Release Notes: Fixing requests with tens of thousands of files and improved Assignment export

Release Notes: Fixing requests with tens of thousands of files and improved Assignment export

Last week, we fixed some edge cases. Find out how you can help us quash more bugs.

Edited by JPat Brown

Last week we mostly spent fixing a few bugs that popped up rarely but still needed quashing. Chief among them: A bug that broke request pages if they had multiple communications that each had hundreds of communications.

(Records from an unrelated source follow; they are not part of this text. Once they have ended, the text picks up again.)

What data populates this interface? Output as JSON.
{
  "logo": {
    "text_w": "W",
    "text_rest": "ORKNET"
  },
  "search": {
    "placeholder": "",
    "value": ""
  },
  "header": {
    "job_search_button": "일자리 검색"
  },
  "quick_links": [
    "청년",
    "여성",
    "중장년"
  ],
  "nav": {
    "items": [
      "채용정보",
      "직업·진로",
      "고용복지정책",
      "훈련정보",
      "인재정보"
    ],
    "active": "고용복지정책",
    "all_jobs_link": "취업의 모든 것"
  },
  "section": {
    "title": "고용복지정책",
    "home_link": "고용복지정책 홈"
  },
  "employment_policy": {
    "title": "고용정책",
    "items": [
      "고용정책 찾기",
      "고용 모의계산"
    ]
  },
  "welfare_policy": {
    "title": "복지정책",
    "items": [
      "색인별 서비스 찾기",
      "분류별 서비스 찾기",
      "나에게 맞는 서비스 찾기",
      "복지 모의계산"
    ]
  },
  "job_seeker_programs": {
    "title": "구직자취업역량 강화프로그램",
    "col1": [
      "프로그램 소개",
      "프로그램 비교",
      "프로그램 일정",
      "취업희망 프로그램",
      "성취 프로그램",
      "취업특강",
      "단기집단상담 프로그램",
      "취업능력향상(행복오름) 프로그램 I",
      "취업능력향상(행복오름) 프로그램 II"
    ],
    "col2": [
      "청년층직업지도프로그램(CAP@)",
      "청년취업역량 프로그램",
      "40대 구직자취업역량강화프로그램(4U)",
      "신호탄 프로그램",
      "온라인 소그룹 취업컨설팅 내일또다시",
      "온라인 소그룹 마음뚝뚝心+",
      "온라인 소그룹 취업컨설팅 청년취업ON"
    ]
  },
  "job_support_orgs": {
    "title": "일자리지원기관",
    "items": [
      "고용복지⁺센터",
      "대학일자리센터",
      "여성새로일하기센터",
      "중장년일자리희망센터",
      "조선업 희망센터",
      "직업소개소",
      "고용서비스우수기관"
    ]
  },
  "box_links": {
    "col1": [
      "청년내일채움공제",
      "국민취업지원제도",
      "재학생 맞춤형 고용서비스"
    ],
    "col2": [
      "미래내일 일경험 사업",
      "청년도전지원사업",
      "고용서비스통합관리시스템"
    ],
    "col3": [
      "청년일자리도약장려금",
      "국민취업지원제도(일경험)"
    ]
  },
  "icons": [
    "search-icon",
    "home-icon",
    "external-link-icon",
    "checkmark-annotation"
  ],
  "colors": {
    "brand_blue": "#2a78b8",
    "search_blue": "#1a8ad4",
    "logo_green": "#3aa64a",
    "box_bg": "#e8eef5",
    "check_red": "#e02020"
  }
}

For previous site improvements, check out all of MuckRock’s release notes, and if you’d like to get a list of site improvements every Tuesday - along with ways to help contribute to the site’s development yourself - subscribe to our developer newsletter here.

What’s new on MuckRock

Fixing requests with lots of communications that have lots of files

Over the years, we’ve modified the site’s request display to handle requests that had a lot of communications and requests that had lots of files (for this latter, it will occasionally send you to view another link that paginates the whole bundle of attachments). What we missed, however, was lots of communications that each had lots of files.

That’s now fixed!

Exporting Assignment data works for non-registered users

A few weeks ago, our Assignments tool gained support for allowing submissions without requiring volunteers to enter their email addresses. Unfortunately, nobody told the data export tool, so in some cases it broke. This is now fixed.

Let us know what features to be working on

We’re doing our second annual user and reader survey for a few more weeks. Hearing from you about what you like, where we can improve, and your general feedback is incredibly helpful as we plan out our development goals for the next year.

Please take a few minutes to fill out the survey — three lucky participants will even win free MuckRock swag or a $25 gift certificate to the retailer of their choice!

Apply to build Quackbot’s next super power

A reminder that we’re still taking applications to be our News Nerd in Residence, where you’ll get a chance to work with our team on building new super powers for Quackbot, our chatbot platform for news and transparency tools. To help, we have an open call for “News Nerds in Residence”: Selected developers are given a stipend to work hand-in-hand with us to take their ideas, prototypes, or internal tools and make them available for everyone to be able to take advantage of right within Slack.

If you have a simple, useful tool you think could translate well into a chat-based bot, we’d like to hear from you.

The application is just four questions, embedded right below - but if you have questions, get in touch with Aron Pilhofer and we’d love to talk about whether your idea is a good fit.

Come hack on MuckRock

We have a growing group of volunteer hackers helping to make MuckRock’s suite of tools better every day. We have a project and a weekly newsletter, “Release Notes,” that highlights everything we’re working on. Register to get a summary of site updates each week and details on open issues you can help with.

Check out some of our issues labeled “help wanted” for ideas on where’s good to start, or just pop into our Slack’s #Developers channel.

Subscribers to the weekly newsletter get exclusive data sets, FOIA-related scripts, and other transparency hacker tidbits exclusively for subscribers. You can subscribe to to the newsletter at the top or bottom of this page.

If you want to contribute better FOIA tools for thousands of requesters, there’s a number of ways to help. If you find a bug you can email us directly or open an issue on GitHub.

If you do the latter, please search open issues first to make sure it hasn’t already been reported. If it has been reported previously, please leave an additional comment letting us know it’s an issue for you, particularly if you can provide more details about when it crops up or what you think is causing the problem.